Despite losing last week’s vote to unionize, graduate employee union organizers plan to keep pushing for reforms at the University.
Participating in the vote were 3,075 graduate employees who turned down the Graduate Teaching and Research Assistants Coalition United Electrical Local 1105 by a vote of 1,296-1,779, according to the Minnesota Bureau of Mediation Services Web site.
Some GradTRAC members will be meeting this weekend to discuss ways to improve graduate employee working conditions, said Ryan Murphy, a union organizer and American studies fellow.

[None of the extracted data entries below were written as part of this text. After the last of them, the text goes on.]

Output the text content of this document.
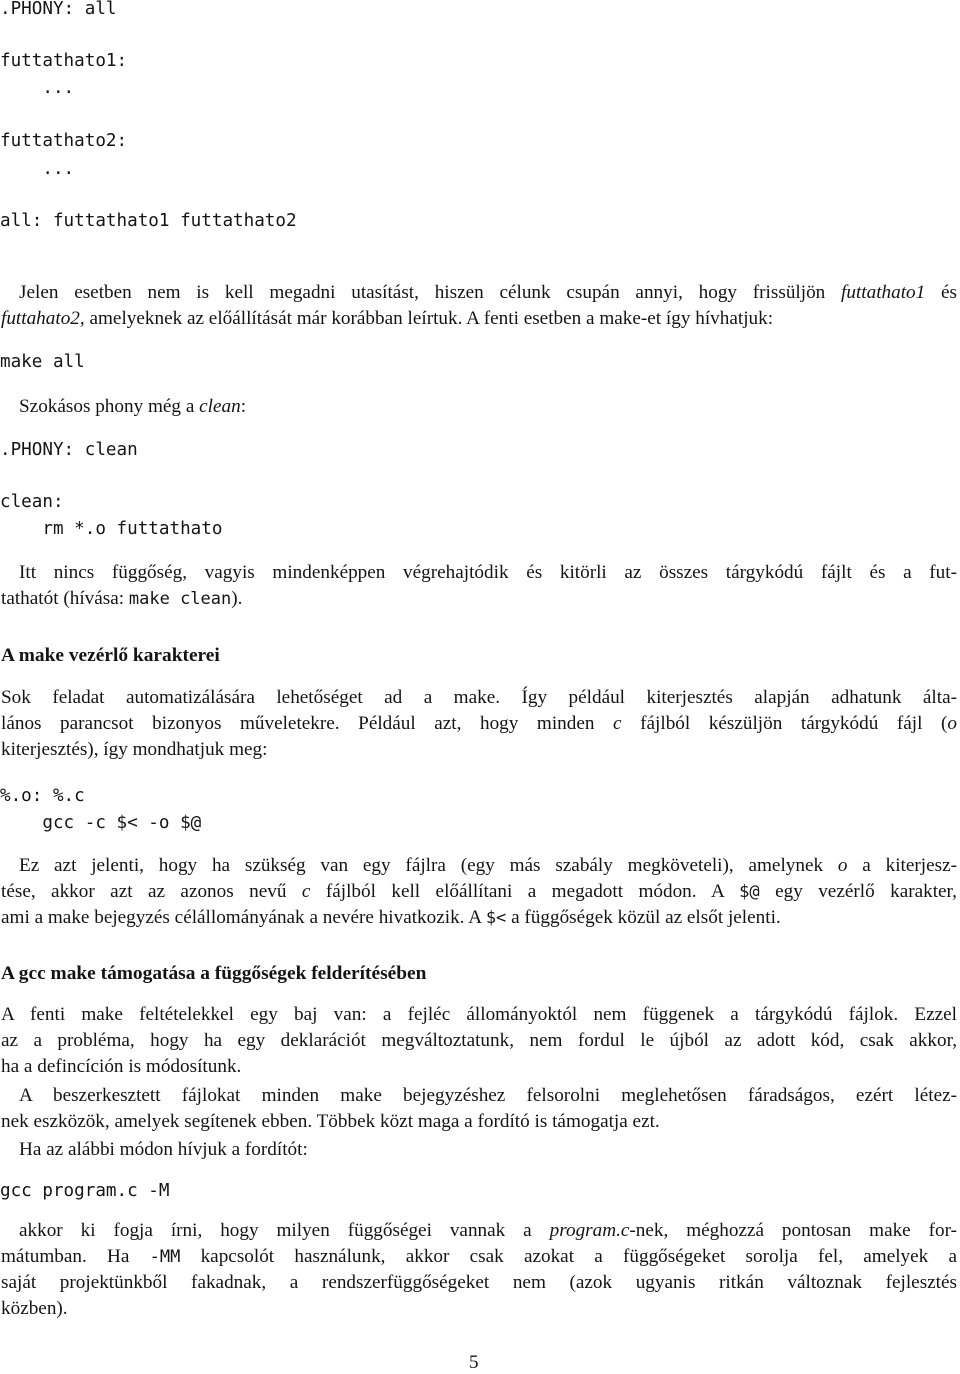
.PHONY: all
futtathato1:
...
futtathato2:
...
all: futtathato1 futtathato2
Jelen esetben nem is kell megadni utasítást, hiszen célunk csupán annyi, hogy frissüljön futtathato1 és
futtahato2, amelyeknek az előállítását már korábban leírtuk. A fenti esetben a make-et így hívhatjuk:
make all
Szokásos phony még a clean:
.PHONY: clean
clean:
rm *.o futtathato
Itt nincs függőség, vagyis mindenképpen végrehajtódik és kitörli az összes tárgykódú fájlt és a fut-
tathatót (hívása: make clean).
A make vezérlő karakterei
Sok feladat automatizálására lehetőséget ad a make. Így például kiterjesztés alapján adhatunk álta-
lános parancsot bizonyos műveletekre. Például azt, hogy minden c fájlból készüljön tárgykódú fájl (o
kiterjesztés), így mondhatjuk meg:
%.o: %.c
gcc -c $< -o $@
Ez azt jelenti, hogy ha szükség van egy fájlra (egy más szabály megköveteli), amelynek o a kiterjesz-
tése, akkor azt az azonos nevű c fájlból kell előállítani a megadott módon. A $@ egy vezérlő karakter,
ami a make bejegyzés célállományának a nevére hivatkozik. A $< a függőségek közül az elsőt jelenti.
A gcc make támogatása a függőségek felderítésében
A fenti make feltételekkel egy baj van: a fejléc állományoktól nem függenek a tárgykódú fájlok. Ezzel
az a probléma, hogy ha egy deklarációt megváltoztatunk, nem fordul le újból az adott kód, csak akkor,
ha a defincíción is módosítunk.
A beszerkesztett fájlokat minden make bejegyzéshez felsorolni meglehetősen fáradságos, ezért létez-
nek eszközök, amelyek segítenek ebben. Többek közt maga a fordító is támogatja ezt.
Ha az alábbi módon hívjuk a fordítót:
gcc program.c -M
akkor ki fogja írni, hogy milyen függőségei vannak a program.c-nek, méghozzá pontosan make for-
mátumban. Ha -MM kapcsolót használunk, akkor csak azokat a függőségeket sorolja fel, amelyek a
saját projektünkből fakadnak, a rendszerfüggőségeket nem (azok ugyanis ritkán változnak fejlesztés
közben).
5
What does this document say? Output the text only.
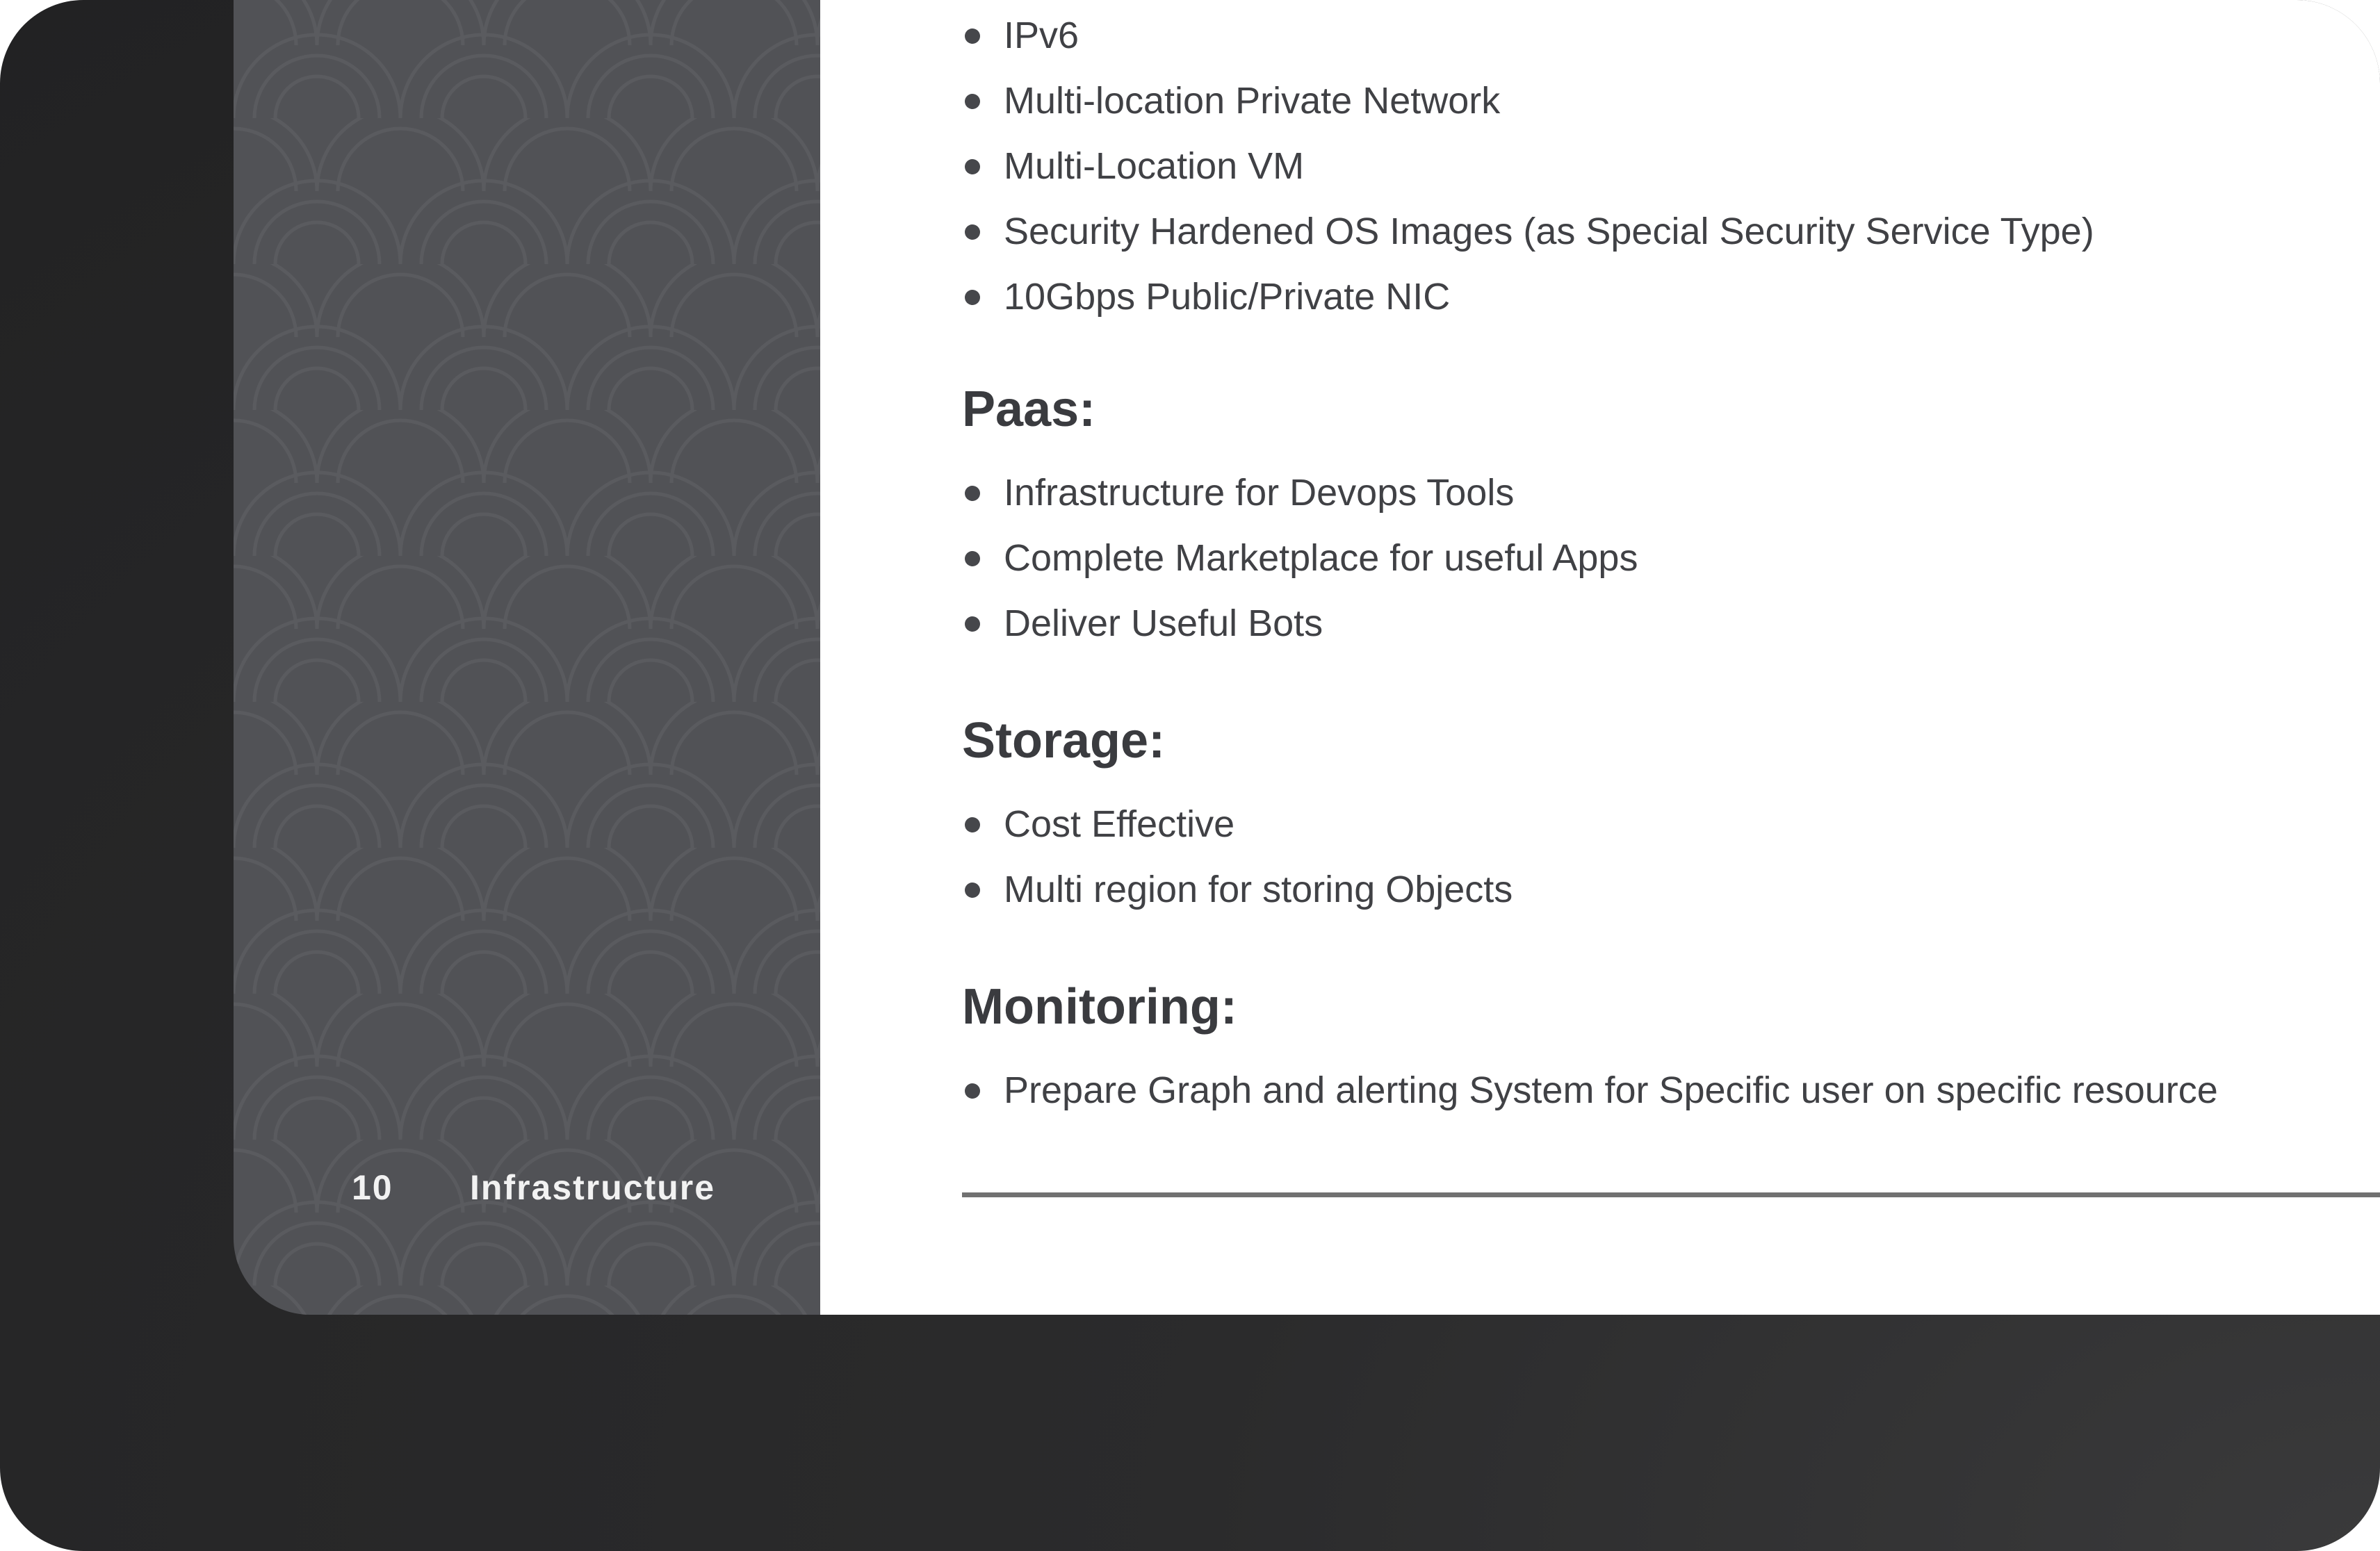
10 Infrastructure
IPv6
Multi-location Private Network
Multi-Location VM
Security Hardened OS Images (as Special Security Service Type)
10Gbps Public/Private NIC
Paas:
Infrastructure for Devops Tools
Complete Marketplace for useful Apps
Deliver Useful Bots
Storage:
Cost Effective
Multi region for storing Objects
Monitoring:
Prepare Graph and alerting System for Specific user on specific resource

“There are a lot of other ways (besides a union) that activists create social change,” Murphy said, citing the actions of civil rights workers in the 1960s and 1970s.
Britt Johnson, Council of Graduate Students president and a philosophy graduate instructor, said some of GradTRAC’s goals regarding health care and pay can be worked on by the council.
But Johnson, who is also a GradTRAC member, said the council cannot bargain with the University like a union would have been able to.
“We can make our opinion known Ö (but) in the end, we don’t have a lot of control,” she said.
Murphy said the Graduate and Professional Student Assembly can’t do what a union could.
“All that stuff we said about the union being different from GAPSA and (the council), we weren’t just blowing smoke,” he said.
Ken Williams, a chemical engineering research assistant, founded Truth About Unionization as an opposition group to GradTRAC, but he said he would be willing to work with the union’s members.
“Our goal all along was to have an open, interdepartmental dialogue that everyone could attend,” he said.
Murphy said he is open to discussion but has doubts.
“Ken Williams and the (Truth About Unionization) people have never talked about conditions in the workplace” but were only concerned with defeating GradTRAC, Murphy said.
Although there are no immediate plans to push for another union, Murphy said, the high turnover of graduate student employees means there could be greater support for a union in the next several years.